The Comptroller General should conduct case studies of current Part B beneficiaries with drug coverage under Part D to evaluate the appropriateness of their current use. I believe such an analysis would reveal that current coverage inappropriately limits the use of these effective and important medications. Current Part D copays and the “donut hole” have a profound impact on beneficiary's behavior. Evaluating future reimbursement based on current usage understates the need because under today's reimbursement nephrologists working closely with their patients will forgo prescribing medically appropriate drugs due to their financial cost and the patient's lack of adequate insurance coverage.
I didn't know all that two months ago, but after hours and hours spent thinking about and discussing the idea with scores of people I now have a well informed opinion. I adapted those last two paragraphs directly from the comment I filed last Tuesday. CMS did the dialysis community a great favor by including oral drug under the PPS. There is no way, as a community, we CKD advocates could have come to understand the implications of the seemingly simple idea of adding "specified oral drugs" to Medicare's dialysis treatment payment. We now know that the problems are much deeper than the questions of logistics specified for study under Section 10336.

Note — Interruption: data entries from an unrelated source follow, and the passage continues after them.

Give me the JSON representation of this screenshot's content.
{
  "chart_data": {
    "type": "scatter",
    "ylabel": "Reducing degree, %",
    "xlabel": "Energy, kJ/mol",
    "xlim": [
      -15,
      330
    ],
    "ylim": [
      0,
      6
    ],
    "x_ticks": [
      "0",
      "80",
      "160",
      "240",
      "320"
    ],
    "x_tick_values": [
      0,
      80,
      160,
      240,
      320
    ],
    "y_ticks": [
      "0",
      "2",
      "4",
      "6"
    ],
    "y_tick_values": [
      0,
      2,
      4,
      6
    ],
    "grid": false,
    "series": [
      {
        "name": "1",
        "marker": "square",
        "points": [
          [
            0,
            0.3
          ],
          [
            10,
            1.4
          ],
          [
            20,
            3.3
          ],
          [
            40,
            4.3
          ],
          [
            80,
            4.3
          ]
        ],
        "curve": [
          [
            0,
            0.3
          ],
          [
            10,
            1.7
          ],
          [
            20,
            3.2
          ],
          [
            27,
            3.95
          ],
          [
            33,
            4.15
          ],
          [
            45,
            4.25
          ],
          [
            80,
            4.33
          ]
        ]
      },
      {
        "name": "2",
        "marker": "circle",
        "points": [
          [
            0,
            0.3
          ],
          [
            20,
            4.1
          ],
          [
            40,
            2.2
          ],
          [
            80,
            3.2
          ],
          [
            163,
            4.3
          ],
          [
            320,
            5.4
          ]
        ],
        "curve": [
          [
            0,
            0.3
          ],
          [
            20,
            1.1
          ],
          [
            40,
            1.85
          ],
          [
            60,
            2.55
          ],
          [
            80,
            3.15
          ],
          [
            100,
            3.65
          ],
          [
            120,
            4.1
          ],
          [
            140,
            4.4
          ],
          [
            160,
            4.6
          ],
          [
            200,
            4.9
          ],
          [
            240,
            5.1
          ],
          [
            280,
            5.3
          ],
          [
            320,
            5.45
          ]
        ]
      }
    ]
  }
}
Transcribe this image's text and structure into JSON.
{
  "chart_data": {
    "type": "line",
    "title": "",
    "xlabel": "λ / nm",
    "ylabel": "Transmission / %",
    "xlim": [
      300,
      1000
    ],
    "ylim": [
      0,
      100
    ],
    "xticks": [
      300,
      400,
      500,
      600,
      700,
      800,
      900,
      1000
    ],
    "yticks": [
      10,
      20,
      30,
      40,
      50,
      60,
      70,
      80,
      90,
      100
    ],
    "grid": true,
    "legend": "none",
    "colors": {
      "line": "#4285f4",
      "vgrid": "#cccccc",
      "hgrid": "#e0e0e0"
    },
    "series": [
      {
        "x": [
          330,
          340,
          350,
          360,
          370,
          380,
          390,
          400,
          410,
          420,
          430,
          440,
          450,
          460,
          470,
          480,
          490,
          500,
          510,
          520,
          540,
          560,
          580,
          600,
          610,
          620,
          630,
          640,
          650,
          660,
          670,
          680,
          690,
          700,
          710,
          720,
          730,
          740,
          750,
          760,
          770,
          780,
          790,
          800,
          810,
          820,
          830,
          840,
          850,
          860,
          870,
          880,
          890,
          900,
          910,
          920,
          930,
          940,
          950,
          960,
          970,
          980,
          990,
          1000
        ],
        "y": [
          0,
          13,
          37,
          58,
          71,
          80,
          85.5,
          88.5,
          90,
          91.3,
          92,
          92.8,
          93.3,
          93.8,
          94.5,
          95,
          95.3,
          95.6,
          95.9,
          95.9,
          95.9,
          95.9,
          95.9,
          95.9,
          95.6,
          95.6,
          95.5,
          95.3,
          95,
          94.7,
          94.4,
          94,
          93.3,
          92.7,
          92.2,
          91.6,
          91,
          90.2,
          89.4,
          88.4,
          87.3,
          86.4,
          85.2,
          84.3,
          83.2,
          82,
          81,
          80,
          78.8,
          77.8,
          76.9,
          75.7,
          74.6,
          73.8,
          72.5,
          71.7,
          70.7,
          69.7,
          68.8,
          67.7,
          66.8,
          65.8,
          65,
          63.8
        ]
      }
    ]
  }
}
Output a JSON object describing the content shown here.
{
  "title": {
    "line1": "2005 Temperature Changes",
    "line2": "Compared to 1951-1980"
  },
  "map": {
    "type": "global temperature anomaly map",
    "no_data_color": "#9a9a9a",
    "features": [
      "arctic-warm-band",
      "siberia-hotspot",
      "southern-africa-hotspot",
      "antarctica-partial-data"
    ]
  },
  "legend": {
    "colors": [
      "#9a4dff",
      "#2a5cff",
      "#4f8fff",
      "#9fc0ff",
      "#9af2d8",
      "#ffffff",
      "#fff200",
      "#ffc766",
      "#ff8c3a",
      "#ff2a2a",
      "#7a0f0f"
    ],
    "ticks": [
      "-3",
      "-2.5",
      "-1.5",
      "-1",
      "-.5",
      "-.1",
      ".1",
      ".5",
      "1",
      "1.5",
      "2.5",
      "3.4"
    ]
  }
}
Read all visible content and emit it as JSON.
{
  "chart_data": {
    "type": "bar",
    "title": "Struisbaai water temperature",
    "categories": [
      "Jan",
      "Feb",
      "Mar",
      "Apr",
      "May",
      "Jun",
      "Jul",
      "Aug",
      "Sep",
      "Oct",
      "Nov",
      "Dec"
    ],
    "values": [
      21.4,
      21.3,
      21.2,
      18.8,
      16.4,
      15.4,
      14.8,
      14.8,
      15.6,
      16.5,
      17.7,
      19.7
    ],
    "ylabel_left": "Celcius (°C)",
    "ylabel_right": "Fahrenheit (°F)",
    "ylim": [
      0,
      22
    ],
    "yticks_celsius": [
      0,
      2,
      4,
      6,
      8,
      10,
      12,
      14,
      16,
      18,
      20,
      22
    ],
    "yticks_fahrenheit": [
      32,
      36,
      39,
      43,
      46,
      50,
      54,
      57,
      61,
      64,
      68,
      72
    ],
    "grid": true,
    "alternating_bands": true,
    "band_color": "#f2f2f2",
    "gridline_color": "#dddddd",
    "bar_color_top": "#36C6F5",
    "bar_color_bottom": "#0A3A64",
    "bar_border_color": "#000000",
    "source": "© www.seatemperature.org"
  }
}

Thanks to CMS's PPS oral drug trial balloon the entire CKD advocacy community can enumerate numerous challenges that arise from paying for binders and calcimimetics through Part B. From Congress's point of view the big problem will be it doesn't save money. Unless ... the CBO evaluates their inclusion assuming the drug prices are directly negotiated by Medicare. Nothing bars Medicare from negotiating Part B drugs directly with pharmaceutical companies. And that approach might end up saving money, even while expanding access and improving care.